Just so you know, I’ll be following my own advice this Thanksgiving. See, we thought we’d had it all figured out—we had found a way for the Maryland Silvestros and the New Jersey Silvestros to meet up for Thanksgiving and it seemed perfect. We’d each be staying in separate homes, one of which had a large screened-in porch with ceiling fans. If we felt confident about doing so, we could eat together there—the NJ crew at a table on one end of the porch, the MD crew at the other. If we didn’t feel great about eating together, our families could just spend time outside over the course of a couple days.

Well, this morning we officially called it off.

If you’ve followed my articles and podcast this year, you know I’ve been tracking COVID stats like crazy. I had really hoped that the numbers wouldn’t pick up too much until after Thanksgiving (again, the rise partly being because of Thanksgiving). Unfortunately, the stats in both New Jersey and Maryland—and, really, everywhere else—have been skyrocketing over the last two weeks. And it’s not even a curve—the charts are going straight up!

I know that my family’s been making smart choices and that the NJ Silvestros have been, too. But I also know that the worry about the potential risk would likely be stuck in the back of my head throughout our travels and the whole time we’d be together. That, combined with the unknown of where things will be a just few weeks from now, made canceling our plans the smartest decision no matter how much of a massive bummer it is to all of us.

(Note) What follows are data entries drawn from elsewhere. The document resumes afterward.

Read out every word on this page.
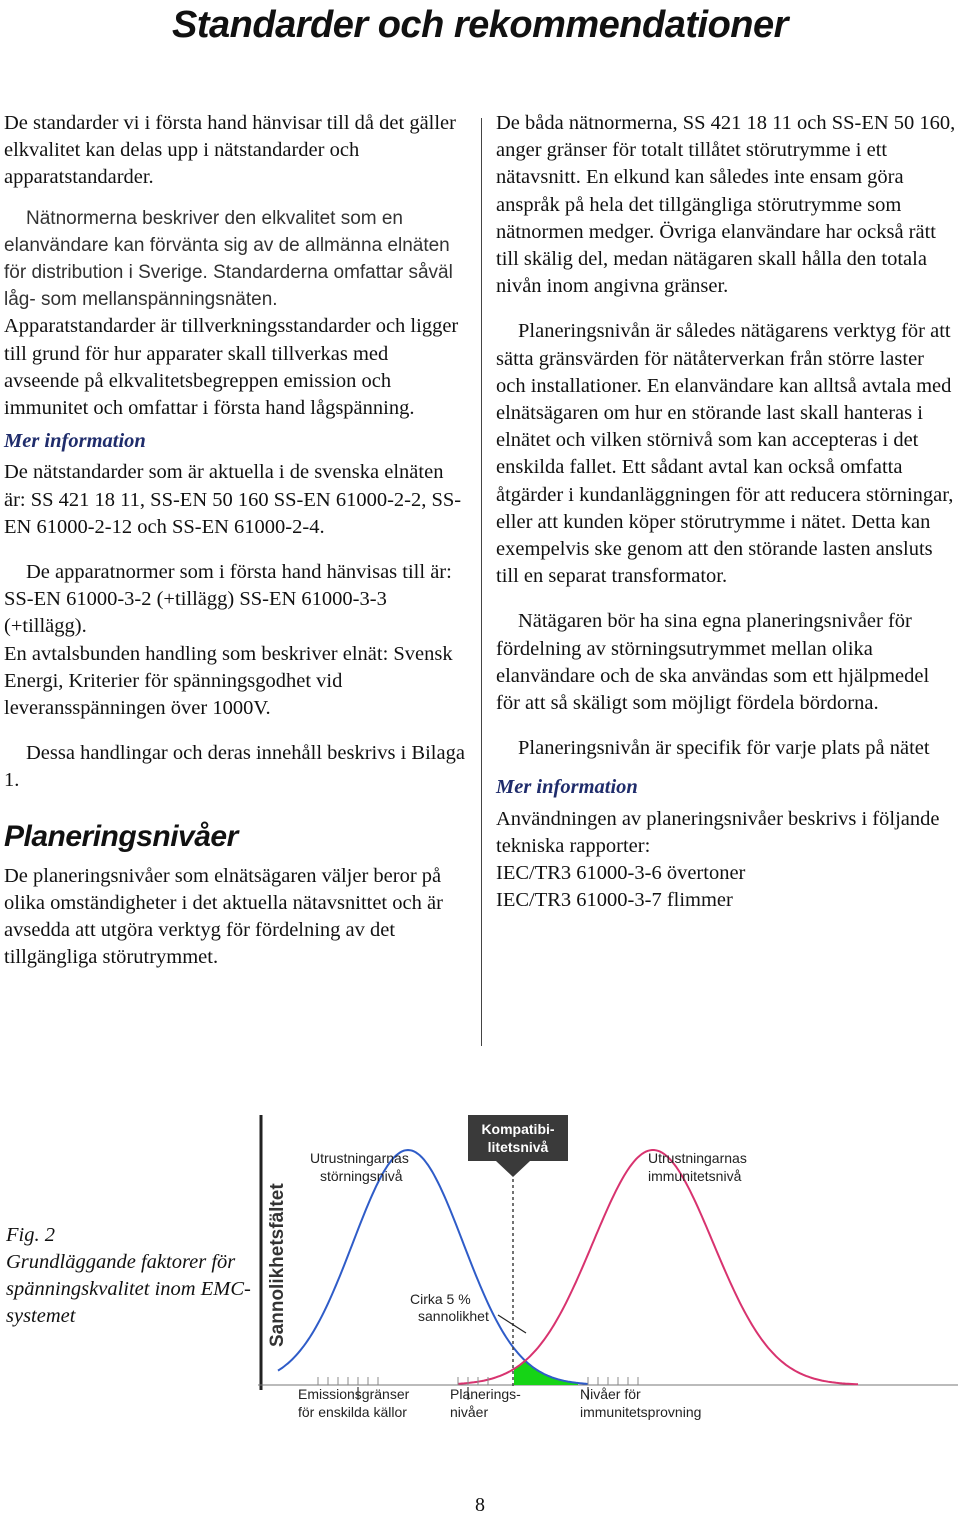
Standarder och rekommendationer

De standarder vi i första hand hänvisar till då det gäller elkvalitet kan delas upp i nätstandarder och apparatstandarder.

Nätnormerna beskriver den elkvalitet som en elanvändare kan förvänta sig av de allmänna elnäten för distribution i Sverige. Standarderna omfattar såväl låg- som mellanspänningsnäten.

Apparatstandarder är tillverkningsstandarder och ligger till grund för hur apparater skall tillverkas med avseende på elkvalitetsbegreppen emission och immunitet och omfattar i första hand lågspänning.

Mer information

De nätstandarder som är aktuella i de svenska elnäten är: SS 421 18 11, SS-EN 50 160 SS-EN 61000-2-2, SS-EN 61000-2-12 och SS-EN 61000-2-4.

De apparatnormer som i första hand hänvisas till är: SS-EN 61000-3-2 (+tillägg) SS-EN 61000-3-3 (+tillägg).

En avtalsbunden handling som beskriver elnät: Svensk Energi, Kriterier för spänningsgodhet vid leveransspänningen över 1000V.

Dessa handlingar och deras innehåll beskrivs i Bilaga 1.

Planeringsnivåer

De planeringsnivåer som elnätsägaren väljer beror på olika omständigheter i det aktuella nätavsnittet och är avsedda att utgöra verktyg för fördelning av det tillgängliga störutrymmet.

De båda nätnormerna, SS 421 18 11 och SS-EN 50 160, anger gränser för totalt tillåtet störutrymme i ett nätavsnitt. En elkund kan således inte ensam göra anspråk på hela det tillgängliga störutrymme som nätnormen medger. Övriga elanvändare har också rätt till skälig del, medan nätägaren skall hålla den totala nivån inom angivna gränser.

Planeringsnivån är således nätägarens verktyg för att sätta gränsvärden för nätåterverkan från större laster och installationer. En elanvändare kan alltså avtala med elnätsägaren om hur en störande last skall hanteras i elnätet och vilken störnivå som kan accepteras i det enskilda fallet. Ett sådant avtal kan också omfatta åtgärder i kundanläggningen för att reducera störningar, eller att kunden köper störutrymme i nätet. Detta kan exempelvis ske genom att den störande lasten ansluts till en separat transformator.

Nätägaren bör ha sina egna planeringsnivåer för fördelning av störningsutrymmet mellan olika elanvändare och de ska användas som ett hjälpmedel för att så skäligt som möjligt fördela bördorna.

Planeringsnivån är specifik för varje plats på nätet

Mer information

Användningen av planeringsnivåer beskrivs i följande tekniska rapporter:

IEC/TR3 61000-3-6 övertoner

IEC/TR3 61000-3-7 flimmer

Fig. 2
Grundläggande faktorer för spänningskvalitet inom EMC-systemet	Sannolikhetsfältet
Kompatibi-
litetsnivå
Utrustningarnas
störningsnivå
Utrustningarnas
immunitetsnivå
Cirka 5 %
sannolikhet
Emissionsgränser
för enskilda källor
Planerings-
nivåer
Nivåer för
immunitetsprovning
8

But I also know this isn’t going to stop us from having a great Thanksgiving and Christmas up ahead. So many of the problems faced this year have been a result of everyone trying to jam round pegs into the square hole that is 2020. But 2020 requires a bit more creativity and an open mind, and we’re ready to dig deep to find the fun.

No decision this year has been easy. But my hope is that with the information above, you can make informed decisions that are best for your family—so that you, too, can find the fun and create holiday joy in whatever way you can.